- What is a epoch?
- What is batch and batch size?
- What is an iteration?
- Why do we use more than one epoch?

**Sample:** It is a single row of data. It contains inputs that are fed into the algorithm and an output that is used to compare to the prediction and calculate an error. A training dataset is comprised of many rows of data, e.g. many samples. A sample may also be called an instance, an observation, an input vector, or a feature vector.

**Batch and Batch Size:** The batch size is a hyperparameter that defines the number of samples to work through before updating the internal model parameters. Think of a batch as a for-loop iterating over one or more samples and making predictions. At the end of the batch, the predictions are compared to the expected output variables and an error is calculated. From this error, the update algorithm is used to improve the model. A training dataset can be divided into one or more batches.

When all training samples are used to create one batch, the learning algorithm is called batch gradient descent. When the batch is the size of one sample, the learning algorithm is called stochastic gradient descent. When the batch size is more than one sample and less than the size of the training dataset, the learning algorithm is called mini-batch gradient descent.

**Epoch:** One Epoch is when an entire dataset is passed forward and backward through the neural network only once. Since one epoch is too big to feed to the computer at once we divide it in several smaller batches. The number of epochs is traditionally large, often hundreds or thousands, allowing the learning algorithm to run until the error from the model has been sufficiently minimized. The number of epochs is traditionally large, often hundreds or thousands, allowing the learning algorithm to run until the error from the model has been sufficiently minimized.

**Difference between batch and epoch**

- The batch size is a number of samples processed before the model is updated.
- The number of epochs is the number of complete passes through the training dataset.
- The number of epochs can be set to an integer value between one and infinity. You can run the algorithm for as long as you like and even stop it using other criteria besides a fixed number of epochs, such as a change (or lack of change) in model error over time.
- Batch Size and Epoch are both integer values and they are both hyperparameters for the learning algorithm.

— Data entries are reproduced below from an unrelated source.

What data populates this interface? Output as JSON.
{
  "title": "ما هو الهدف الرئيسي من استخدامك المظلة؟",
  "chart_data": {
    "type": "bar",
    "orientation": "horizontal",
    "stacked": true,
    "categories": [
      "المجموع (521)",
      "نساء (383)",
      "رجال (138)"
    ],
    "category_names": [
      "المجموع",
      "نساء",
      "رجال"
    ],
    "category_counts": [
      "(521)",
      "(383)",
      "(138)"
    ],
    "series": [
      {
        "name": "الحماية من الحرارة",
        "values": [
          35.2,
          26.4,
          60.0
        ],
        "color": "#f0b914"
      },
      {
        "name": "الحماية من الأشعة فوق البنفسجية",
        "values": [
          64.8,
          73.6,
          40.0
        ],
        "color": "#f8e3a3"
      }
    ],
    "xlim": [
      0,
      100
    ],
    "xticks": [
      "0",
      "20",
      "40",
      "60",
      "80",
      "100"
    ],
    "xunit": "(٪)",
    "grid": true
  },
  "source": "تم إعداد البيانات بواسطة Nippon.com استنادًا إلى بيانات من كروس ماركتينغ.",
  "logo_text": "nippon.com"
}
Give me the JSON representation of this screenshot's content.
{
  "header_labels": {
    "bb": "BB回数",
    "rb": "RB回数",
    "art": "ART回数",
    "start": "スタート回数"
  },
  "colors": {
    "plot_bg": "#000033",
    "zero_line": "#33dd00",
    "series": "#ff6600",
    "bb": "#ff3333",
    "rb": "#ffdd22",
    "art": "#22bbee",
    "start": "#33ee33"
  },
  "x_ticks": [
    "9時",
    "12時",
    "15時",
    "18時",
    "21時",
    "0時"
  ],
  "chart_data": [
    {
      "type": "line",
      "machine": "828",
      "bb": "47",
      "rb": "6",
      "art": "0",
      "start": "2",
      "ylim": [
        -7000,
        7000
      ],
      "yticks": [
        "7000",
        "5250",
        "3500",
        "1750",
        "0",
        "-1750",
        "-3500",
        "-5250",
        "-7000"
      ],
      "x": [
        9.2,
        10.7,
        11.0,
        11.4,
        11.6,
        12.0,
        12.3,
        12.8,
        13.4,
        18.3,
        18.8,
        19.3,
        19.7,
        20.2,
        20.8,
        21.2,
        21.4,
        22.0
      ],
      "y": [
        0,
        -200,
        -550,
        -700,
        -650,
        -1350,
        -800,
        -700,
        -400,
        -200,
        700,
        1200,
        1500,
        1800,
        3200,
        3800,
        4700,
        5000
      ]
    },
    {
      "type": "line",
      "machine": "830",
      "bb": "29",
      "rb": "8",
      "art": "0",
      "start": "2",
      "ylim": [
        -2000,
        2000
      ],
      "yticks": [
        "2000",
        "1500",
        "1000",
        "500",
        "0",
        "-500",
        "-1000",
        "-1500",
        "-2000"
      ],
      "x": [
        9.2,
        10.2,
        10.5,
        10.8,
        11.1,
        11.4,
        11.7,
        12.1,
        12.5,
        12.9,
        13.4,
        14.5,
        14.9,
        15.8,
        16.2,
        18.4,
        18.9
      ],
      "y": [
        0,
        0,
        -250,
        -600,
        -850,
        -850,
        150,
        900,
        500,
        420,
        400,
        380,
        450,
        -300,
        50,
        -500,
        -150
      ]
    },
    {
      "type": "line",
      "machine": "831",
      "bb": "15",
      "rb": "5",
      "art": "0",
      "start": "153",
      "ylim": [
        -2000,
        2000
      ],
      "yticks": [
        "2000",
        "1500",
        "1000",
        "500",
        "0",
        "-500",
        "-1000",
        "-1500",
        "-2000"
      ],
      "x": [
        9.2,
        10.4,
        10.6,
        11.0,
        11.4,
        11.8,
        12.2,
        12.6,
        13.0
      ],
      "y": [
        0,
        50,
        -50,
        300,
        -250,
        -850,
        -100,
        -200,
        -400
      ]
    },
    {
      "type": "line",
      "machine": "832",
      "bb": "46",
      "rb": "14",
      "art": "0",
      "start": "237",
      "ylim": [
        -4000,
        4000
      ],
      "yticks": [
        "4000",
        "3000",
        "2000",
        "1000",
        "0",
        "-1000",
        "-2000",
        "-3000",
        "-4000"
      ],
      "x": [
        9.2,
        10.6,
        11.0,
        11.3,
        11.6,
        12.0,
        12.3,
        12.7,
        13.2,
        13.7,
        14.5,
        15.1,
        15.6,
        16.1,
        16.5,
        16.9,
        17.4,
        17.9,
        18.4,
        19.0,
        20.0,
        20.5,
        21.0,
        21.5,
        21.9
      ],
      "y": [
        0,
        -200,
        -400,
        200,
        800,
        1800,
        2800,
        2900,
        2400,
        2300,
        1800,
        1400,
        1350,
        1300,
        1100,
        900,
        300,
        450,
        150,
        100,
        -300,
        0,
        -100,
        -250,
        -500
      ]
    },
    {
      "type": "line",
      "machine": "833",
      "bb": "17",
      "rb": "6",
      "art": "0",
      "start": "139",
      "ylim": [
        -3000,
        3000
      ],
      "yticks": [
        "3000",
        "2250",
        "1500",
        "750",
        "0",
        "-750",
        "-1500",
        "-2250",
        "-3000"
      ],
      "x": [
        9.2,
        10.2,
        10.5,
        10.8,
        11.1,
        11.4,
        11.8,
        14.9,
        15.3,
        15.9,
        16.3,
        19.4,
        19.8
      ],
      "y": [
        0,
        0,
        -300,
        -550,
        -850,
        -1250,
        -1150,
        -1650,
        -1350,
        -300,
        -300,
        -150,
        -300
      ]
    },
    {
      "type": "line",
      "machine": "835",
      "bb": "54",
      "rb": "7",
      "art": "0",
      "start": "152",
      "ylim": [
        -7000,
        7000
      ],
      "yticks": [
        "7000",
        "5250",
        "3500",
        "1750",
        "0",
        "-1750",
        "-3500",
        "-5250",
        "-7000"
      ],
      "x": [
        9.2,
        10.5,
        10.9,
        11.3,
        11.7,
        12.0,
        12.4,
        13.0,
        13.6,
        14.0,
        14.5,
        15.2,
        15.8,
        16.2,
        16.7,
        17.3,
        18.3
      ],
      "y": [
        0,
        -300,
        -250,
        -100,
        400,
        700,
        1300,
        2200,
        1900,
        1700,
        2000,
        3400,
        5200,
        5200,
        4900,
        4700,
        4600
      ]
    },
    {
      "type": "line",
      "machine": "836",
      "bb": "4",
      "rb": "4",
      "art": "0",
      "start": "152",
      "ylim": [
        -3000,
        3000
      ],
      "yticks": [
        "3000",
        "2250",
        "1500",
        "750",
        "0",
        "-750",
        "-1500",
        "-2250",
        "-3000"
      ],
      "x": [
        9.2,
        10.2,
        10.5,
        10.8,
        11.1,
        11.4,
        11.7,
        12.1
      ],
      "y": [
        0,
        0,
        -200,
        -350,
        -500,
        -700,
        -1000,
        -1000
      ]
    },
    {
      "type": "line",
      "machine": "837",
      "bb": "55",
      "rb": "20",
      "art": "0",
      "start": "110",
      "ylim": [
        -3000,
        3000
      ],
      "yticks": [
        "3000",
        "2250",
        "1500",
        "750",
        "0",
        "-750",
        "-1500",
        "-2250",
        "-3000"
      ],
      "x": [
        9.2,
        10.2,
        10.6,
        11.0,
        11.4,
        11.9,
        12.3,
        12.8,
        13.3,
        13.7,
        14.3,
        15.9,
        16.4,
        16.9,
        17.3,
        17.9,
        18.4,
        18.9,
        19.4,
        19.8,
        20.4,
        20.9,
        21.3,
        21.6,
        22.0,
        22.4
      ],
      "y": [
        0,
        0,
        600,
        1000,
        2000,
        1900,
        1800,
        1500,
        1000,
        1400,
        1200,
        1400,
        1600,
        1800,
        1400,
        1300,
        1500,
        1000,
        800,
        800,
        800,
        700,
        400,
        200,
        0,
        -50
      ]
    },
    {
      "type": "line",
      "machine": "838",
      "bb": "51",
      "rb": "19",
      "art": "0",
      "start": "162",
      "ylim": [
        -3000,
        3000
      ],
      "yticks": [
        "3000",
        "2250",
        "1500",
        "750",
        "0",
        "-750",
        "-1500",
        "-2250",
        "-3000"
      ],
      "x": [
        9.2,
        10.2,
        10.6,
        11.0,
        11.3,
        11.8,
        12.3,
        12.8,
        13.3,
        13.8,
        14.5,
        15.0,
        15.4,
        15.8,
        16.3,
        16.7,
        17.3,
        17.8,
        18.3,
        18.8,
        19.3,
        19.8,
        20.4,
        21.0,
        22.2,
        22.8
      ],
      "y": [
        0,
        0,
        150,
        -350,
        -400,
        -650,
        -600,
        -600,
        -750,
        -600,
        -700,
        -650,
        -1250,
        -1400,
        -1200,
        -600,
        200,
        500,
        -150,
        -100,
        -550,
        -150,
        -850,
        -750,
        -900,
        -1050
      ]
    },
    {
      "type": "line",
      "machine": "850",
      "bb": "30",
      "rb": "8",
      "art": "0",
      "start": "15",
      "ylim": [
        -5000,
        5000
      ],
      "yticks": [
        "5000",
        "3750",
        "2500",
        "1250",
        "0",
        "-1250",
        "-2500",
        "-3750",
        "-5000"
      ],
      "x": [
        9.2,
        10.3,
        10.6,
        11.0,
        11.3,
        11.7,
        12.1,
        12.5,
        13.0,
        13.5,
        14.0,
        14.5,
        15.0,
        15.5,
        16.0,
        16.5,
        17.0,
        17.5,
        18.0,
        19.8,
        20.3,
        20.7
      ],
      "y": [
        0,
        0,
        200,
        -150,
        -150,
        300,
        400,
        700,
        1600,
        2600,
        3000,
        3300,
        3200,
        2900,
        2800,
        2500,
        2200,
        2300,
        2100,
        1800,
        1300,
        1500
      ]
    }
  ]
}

**Iterations:** It is the number of batches needed to complete one epoch.

**Example:** Let’s say a dataset has 30000 training samples that is going to be used. One can divide the dataset of 30000 samples into batches of 1000 (batch size), then it will take 30 iterations to complete 1 epoch.

**Why should one use more than one epoch?**

It can be noted that passing the entire dataset through a neural network is not enough and one needs to pass the full dataset multiple times to the same neural network. But keep in mind that limited dataset is being used and to optimise the learning and the graph, Gradient Descent is being used, which is an iterative process. So, updating the weights with single pass or one epoch is not enough. One epoch leads to underfitting of the curve in the graph. As the number of epochs increases, the number of times the weights are changed in the neural network also increases and the curve goes from **underfitting** to **optimal** to **overfitting** curve.